Water splitting has been regarded as one of the most favorable practices in sustainable energy production technologies. Metal organic frameworks (MOFs) have been recognized as potent candidates as electrocatalysts due to their high porosity, faster charge transfer, tunable structure, and large surface area. MOFs with electrically conductive 2D MXene nanosheets can significantly result in enhanced electrocatalytic activity for both the OER and HER. In this work, cobalt aminoterephthalic acid MOF (CoNH₂BDC) was combined with vanadium carbide (V₂C) MXene via a one-step solvothermal reaction strategy.

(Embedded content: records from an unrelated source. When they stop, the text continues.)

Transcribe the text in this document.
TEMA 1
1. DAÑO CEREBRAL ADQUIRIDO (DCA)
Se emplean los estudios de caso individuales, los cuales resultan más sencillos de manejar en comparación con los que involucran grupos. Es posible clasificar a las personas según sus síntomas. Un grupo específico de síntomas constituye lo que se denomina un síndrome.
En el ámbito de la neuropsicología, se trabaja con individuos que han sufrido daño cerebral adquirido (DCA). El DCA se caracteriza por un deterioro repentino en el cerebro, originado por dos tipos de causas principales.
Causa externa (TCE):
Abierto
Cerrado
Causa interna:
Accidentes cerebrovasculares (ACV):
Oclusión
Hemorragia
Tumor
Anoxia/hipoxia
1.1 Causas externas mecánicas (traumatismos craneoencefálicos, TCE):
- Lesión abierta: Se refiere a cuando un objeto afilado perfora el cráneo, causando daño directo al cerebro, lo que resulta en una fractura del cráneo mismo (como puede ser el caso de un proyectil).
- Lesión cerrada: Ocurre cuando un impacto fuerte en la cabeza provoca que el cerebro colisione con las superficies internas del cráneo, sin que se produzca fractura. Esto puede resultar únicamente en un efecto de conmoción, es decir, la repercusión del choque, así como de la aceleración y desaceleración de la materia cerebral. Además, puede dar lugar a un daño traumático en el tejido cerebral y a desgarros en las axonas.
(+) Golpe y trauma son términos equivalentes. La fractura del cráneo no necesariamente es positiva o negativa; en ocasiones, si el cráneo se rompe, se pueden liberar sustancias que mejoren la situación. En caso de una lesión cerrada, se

Credit goes to the high porosity and large surface area of CoNH₂BDC; high electrical conductivity and hydrophilicity of V₂C for enhanced electrocatalytic activity of CoNH₂BDC/V₂C, and faster charge transfer across the CoNH₂BDC-V₂C interface. Among the series of catalysts with varying ratios of V₂C and MOF, the catalyst that showed best OER and HER activity in alkaline medium was CoNBDC/VC3, it attained a current density of 10 mA cm^–2 at 145 mV for OER and 102 mV Vs. RHE for HER, and a Tafel slope value of 50 mV/dec for OER and 55 mV/dec for HER. We believe that this work is demonstration of highly efficient electrocatalytic performance and construction of such hybrid materials can pave new pathways with regard to developing efficient electrocatalysts for green energy production.